TopGub - your experience is valid, but the difference is - I'm not passing comment on your lifestyle or experience am I?!

I don't even know what you do or if you're even married or have kids or what. I couldn't care less whether you work night shifts or 24/7 or whatever it is you do. What relevance or bearing does that possibly have on me? I have literally nothing to say about "WOHMs" - because what the hell is a WOHM anyway? There are as many types of WOHM as there are humans. They will all have their own valid reasons for doing what they do. It's none of my business.

You are the one (or one if the ones) making all kinds of unfounded statements about "SAHMs" - as if we're all one and the same or fit into your twisted preconceptions. Yet, you don't even know any SAHMs in real life, from what I can make out. Instead you come on here a pontificate about a lifestyle you have no experience of. Well, fair enough, you're not the only one to pontificate. But, I am a SAHM and so are most people I know, so I'm telling you what it is like directly and from first hand lived experience. Christ on a bike. It's like 'feminism for dummies' on here sometimes. Does my head in.

Topgub · 03/05/2022 12:10

@AccessibleVoid

50 isn't 64

Most likely age was 64 to 74

Topgub · 03/05/2022 12:14

@mijas

I do know some sahms. Not very many. But some

I haven't made any unfounded statements about sahms?
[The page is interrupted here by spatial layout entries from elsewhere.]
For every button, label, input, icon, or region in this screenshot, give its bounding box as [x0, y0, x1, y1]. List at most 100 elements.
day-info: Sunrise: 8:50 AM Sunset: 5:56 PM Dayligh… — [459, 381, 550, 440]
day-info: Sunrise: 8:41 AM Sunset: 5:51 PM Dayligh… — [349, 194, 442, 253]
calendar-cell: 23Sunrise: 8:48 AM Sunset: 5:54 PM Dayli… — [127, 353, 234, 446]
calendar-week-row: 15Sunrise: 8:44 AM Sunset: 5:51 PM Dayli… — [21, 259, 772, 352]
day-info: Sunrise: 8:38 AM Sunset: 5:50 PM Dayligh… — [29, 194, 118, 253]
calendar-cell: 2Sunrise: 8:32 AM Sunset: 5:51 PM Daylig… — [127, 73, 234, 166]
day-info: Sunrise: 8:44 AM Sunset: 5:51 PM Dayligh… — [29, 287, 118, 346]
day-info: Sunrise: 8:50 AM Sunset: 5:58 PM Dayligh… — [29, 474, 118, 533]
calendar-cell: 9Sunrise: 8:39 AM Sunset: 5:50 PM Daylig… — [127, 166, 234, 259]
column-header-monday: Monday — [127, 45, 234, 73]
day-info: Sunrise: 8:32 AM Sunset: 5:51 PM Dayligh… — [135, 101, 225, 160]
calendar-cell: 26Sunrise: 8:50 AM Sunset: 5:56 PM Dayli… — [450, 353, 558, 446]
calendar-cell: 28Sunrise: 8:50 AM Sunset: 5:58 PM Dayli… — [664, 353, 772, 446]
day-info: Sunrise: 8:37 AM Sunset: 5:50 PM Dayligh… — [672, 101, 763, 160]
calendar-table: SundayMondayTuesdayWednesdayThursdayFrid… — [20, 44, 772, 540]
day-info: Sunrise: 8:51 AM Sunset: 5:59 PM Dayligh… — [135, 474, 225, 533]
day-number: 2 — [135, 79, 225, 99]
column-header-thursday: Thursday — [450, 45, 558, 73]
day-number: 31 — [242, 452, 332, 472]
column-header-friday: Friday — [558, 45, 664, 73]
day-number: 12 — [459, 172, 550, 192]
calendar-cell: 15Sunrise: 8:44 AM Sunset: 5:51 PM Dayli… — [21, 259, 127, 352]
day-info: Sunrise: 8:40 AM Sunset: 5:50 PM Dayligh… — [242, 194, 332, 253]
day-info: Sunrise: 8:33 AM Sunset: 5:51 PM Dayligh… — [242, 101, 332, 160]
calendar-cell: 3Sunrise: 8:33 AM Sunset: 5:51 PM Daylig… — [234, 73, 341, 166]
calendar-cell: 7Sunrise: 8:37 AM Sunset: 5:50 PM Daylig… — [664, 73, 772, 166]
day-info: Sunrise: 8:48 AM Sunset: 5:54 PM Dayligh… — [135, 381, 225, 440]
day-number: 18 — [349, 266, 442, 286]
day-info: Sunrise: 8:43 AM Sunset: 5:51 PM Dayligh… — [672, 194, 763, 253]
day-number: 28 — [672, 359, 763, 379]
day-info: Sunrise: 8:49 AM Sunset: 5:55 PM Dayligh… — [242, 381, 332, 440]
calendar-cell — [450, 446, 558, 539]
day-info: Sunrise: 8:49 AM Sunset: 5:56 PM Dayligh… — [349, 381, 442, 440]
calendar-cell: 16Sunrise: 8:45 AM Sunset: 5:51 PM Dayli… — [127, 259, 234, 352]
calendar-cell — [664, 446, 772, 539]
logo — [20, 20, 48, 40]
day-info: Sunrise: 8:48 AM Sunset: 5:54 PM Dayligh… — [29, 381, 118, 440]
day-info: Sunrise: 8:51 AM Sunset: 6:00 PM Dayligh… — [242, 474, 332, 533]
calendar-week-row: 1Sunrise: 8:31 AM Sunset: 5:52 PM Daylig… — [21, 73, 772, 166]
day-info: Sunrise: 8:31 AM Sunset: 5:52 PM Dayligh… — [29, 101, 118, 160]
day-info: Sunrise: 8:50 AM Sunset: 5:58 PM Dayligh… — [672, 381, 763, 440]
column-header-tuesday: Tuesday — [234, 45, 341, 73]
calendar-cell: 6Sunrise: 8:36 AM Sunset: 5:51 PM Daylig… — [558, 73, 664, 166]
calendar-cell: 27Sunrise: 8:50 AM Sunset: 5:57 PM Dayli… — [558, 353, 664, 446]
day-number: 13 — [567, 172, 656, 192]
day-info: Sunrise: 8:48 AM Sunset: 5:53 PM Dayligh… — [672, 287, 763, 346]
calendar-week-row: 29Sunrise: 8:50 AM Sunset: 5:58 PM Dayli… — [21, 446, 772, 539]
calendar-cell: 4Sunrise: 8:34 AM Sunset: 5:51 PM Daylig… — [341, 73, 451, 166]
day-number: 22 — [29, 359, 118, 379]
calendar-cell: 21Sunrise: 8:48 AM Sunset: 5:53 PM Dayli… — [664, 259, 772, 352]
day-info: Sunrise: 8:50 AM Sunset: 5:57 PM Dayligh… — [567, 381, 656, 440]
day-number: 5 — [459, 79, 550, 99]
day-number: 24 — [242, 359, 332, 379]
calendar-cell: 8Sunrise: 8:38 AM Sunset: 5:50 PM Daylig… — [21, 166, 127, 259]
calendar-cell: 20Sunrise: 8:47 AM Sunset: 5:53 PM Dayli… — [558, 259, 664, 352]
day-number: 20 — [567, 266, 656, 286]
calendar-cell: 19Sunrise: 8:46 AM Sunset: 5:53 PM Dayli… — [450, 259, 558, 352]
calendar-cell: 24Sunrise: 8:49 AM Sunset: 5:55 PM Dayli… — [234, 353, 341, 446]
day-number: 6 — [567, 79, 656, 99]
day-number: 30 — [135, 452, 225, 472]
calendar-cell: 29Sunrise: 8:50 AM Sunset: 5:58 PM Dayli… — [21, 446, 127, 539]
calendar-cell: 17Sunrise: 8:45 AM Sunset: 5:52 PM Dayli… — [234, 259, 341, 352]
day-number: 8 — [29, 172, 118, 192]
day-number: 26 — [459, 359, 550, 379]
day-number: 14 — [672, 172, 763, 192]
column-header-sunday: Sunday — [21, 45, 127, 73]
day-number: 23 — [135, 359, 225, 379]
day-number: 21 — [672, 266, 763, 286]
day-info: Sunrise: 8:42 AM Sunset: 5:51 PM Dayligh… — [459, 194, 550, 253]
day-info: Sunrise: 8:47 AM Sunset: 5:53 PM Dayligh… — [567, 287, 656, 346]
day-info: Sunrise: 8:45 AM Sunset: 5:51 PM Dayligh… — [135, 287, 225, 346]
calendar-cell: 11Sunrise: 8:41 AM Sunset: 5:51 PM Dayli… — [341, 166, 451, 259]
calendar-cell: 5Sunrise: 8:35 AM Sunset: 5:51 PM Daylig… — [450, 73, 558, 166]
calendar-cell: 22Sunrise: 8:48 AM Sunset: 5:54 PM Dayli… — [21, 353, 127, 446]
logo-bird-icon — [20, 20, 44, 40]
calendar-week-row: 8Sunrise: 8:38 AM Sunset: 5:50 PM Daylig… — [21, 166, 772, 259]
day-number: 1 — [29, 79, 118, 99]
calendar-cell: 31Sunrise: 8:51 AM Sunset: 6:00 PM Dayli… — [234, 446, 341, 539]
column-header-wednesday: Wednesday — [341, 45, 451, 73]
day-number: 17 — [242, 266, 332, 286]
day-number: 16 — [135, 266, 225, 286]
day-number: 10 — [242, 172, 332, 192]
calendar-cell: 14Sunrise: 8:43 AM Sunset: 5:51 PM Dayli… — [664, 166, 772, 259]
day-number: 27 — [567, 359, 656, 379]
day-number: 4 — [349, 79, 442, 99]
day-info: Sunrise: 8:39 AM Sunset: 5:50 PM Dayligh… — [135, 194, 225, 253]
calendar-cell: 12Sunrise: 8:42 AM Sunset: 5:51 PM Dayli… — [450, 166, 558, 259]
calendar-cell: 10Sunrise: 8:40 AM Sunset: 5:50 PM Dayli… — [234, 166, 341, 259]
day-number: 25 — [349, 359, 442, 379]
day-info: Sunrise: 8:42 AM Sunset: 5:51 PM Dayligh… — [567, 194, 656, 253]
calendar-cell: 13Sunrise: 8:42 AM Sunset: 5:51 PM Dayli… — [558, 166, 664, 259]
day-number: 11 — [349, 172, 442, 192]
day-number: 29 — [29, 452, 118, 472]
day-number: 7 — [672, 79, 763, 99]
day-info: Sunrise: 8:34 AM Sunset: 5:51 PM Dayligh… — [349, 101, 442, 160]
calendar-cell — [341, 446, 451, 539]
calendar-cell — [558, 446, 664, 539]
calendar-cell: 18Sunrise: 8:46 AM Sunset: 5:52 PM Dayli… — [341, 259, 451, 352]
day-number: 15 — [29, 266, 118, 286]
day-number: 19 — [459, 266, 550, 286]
Feminsm for dummies seems about right.

You keep saying you're not passing comment on anyones lifestyle, fair enough but no one else has to agree that.

The op specifically asked why are people so 'pressed' about sahms. (I presumed pressed meant annoyed, I've not heard it before)

People are answering. If you cant cope with others disagreeing with or having a negative view of your lifestyle then maybe its not the discussion for you?

Whatafustercluck · 03/05/2022 12:15

It's a really interesting debate.

I am the higher earner in our home, dh works ft and I work pt (have Fridays off). Dh is a great bloke, hands on dad, does fair share of drop offs, pick ups and household chores etc (sometimes needs reminding). My job is pretty high pressure, lots of stress, in comparison to his (which he freely admits). I do however wfh, but invariably on back to back calls. I do all our life admin, and thinking/ planning ahead (e.g. sandwiches for kids the following day, childcare arrangements etc).

Yet still he persists in asking me, every Thursday evening, "so, what are your plans tomorrow, what's on the to do list?" There is still an underlying expectation, even in quite an egalitarian relationship, that I will fill every minute of every day with productive activities for other people. Wife work. I've called him out on this recently. Actually dh, Friday is the one day of the week when I actually get to exercise, so I swim in the morning. I then catch up with anything else the family needs in terms of life admin and house chores so we can enjoy our weekend together, I eat lunch and then it's time to go to school to collect the dc.

The thing is, no relationship or family circumstances are the same as another. Ours works pretty well on the whole but isn't perfect, and I suspect many others - whether sah or woh, or mixed arrangements - are the same. The only time I feel compelled to offer an opinion on someone else's situation is when they invite the discussion by posting on here and things are so obviously out of kilter that some advice might help them readdress the lack of balance in their lives. In real life, I've never come across the sah/ woh snobbery. And I do agree that it tends to be women who are still having this argument with one another when in the 21st century, men are perfectly able to pull their weight if they are willing to.

AccessibleVoid · 03/05/2022 12:25

Topgub · 03/05/2022 12:10

@AccessibleVoid

50 isn't 64

Most likely age was 64 to 74

Obviously retired people have more time so volunteer more, doesn't mean no-one under 65 volunteers.